Many people regard jellyfish as annoying and even dangerous. The EU-funded GoJelly project, coordinated by GEOMAR Helmholtz Centre for Ocean Research Kiel, Germany, involves a consortium of 15 scientific institutions from eight countries. It aims to change this perception and to explore innovative ways to make use of jellyfish as a resource to produce microplastic filter or fertilizer, or to use them as fish feed. Its funding of six million Euros, over a four-year period, was approved by the European Union.
Rising water temperatures, ocean acidification and overfishing appear to favour the growth of jellyfish, which are congregating in huge swarms more and more often. Jellyfish have already destroyed entire fish farms on European coasts and clogged up the cooling systems of coastal power stations. Can a solution be found to this growing environmental threat?
“In Europe alone, the imported American comb jelly has a biomass of one billion tons. While we tend to ignore the jellyfish, there must be other solutions,” said GEOMAR’s Dr Jamileh Javidpour.
For all project partners, the project will begin with basic research. Currently, the life cycles of many jellyfish species have not been fully studied, so we cannot predict when and why a large jellyfish bloom would occur. “This is what we want to change, so that large jellyfish swarms can be caught before they reach the coasts,” said Dr Javidpour.
At the same time, the partners will also consider what to do with the resultant biomass. One idea is to use it to counter another man-made threat. According to Dr Javidpour, “Studies have shown that the mucus of jellyfish can bind microplastics. Therefore, we want to test whether biofilters can be produced from jellyfish. These biofilters could then be used in sewage treatment plants or in factories where microplastics is produced.”

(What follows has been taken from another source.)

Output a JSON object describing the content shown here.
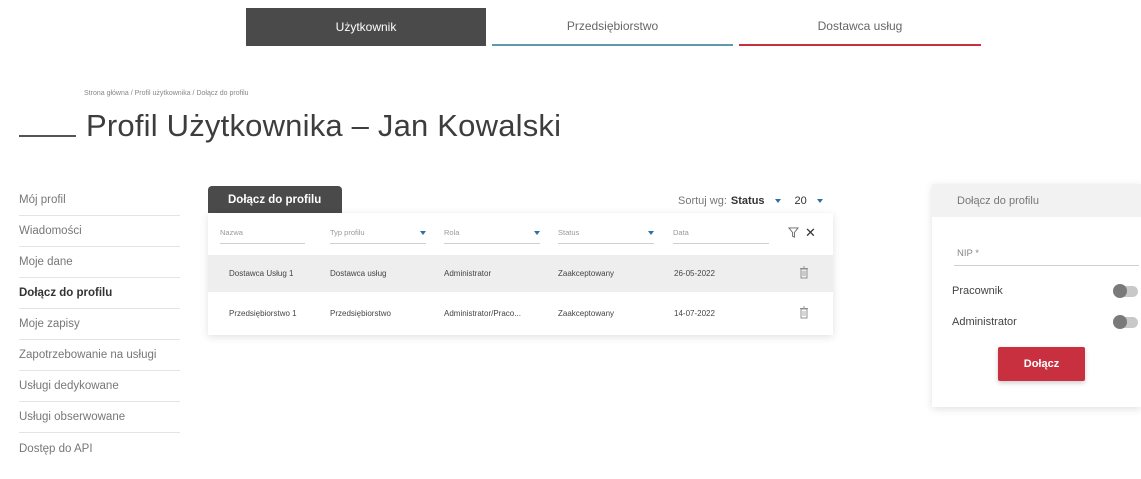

Other ideas include turning the jellyfish into fertiliser and bulking agents as soil water storage in agriculture, in dry areas or for aquaculture. "Fish in fish farms are currently fed with wild-caught fish which does not reduce the problem of overfishing, but increases it. Jellyfish as feed would be much more sustainable and would protect the natural fish stocks,” said Dr Javidpour.
In addition, the researchers also considered putting the jellyfish on the menu. "In some cultures, jellyfish are already on the menu. As long as the end product is no longer slimy, it could also gain greater general acceptance,” the biologist continued. Furthermore, jellyfish also contains collagen, a substance that is highly sought after in the cosmetics industry.

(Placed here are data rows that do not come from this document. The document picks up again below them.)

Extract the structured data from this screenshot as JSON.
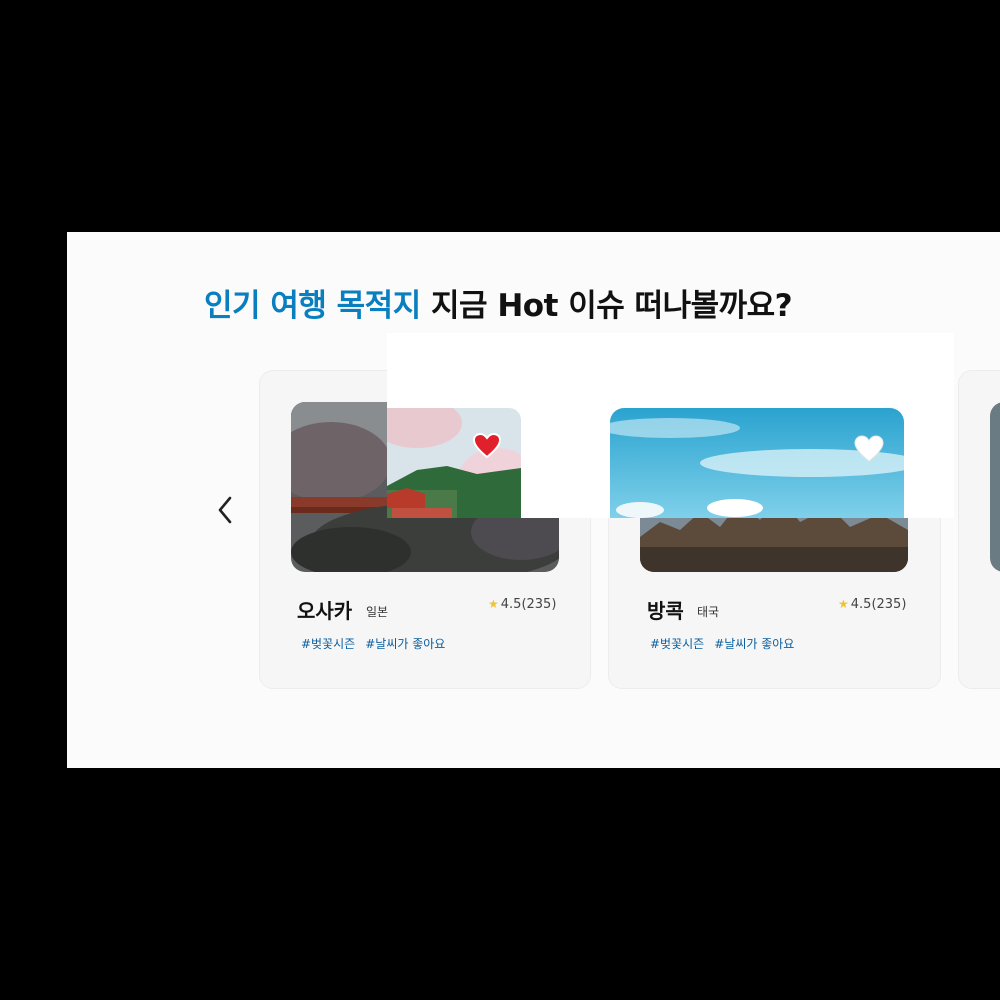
{
  "section": {
    "title_accent": "인기 여행 목적지",
    "title_rest": " 지금 Hot 이슈 떠나볼까요?"
  },
  "carousel": {
    "prev_icon": "chevron-left-icon",
    "cards": [
      {
        "city": "오사카",
        "country": "일본",
        "rating": "4.5(235)",
        "tags": [
          "#벚꽃시즌",
          "#날씨가 좋아요"
        ],
        "favorited": true
      },
      {
        "city": "방콕",
        "country": "태국",
        "rating": "4.5(235)",
        "tags": [
          "#벚꽃시즌",
          "#날씨가 좋아요"
        ],
        "favorited": false
      }
    ]
  },
  "colors": {
    "accent": "#0a7fc0",
    "heart_active": "#e0202a",
    "heart_inactive": "#ffffff",
    "rating_star": "#f1c232"
  }
}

Besides coordinating the project, Dr Javidpour and her team will identify the ecological drivers that affect the formation of jellyfish blooms in different geographical areas and ecological systems. Unique techniques to measure stable isotopes on low biomass of jellyfish as well as tracing biomolecules such as fatty acids will be applied. This information will be used to predict jellyfish blooms, with the objective of developing of an interactive map and app for predicting jellyfish aggregations. Currently, existing websites and apps only monitor blooms without attempting to forecast them.
“Jellyfish can be used for many purposes. We see this as an opportunity to use the potential of the huge biomass drifting right before our front door,” Dr Javidpour summarised.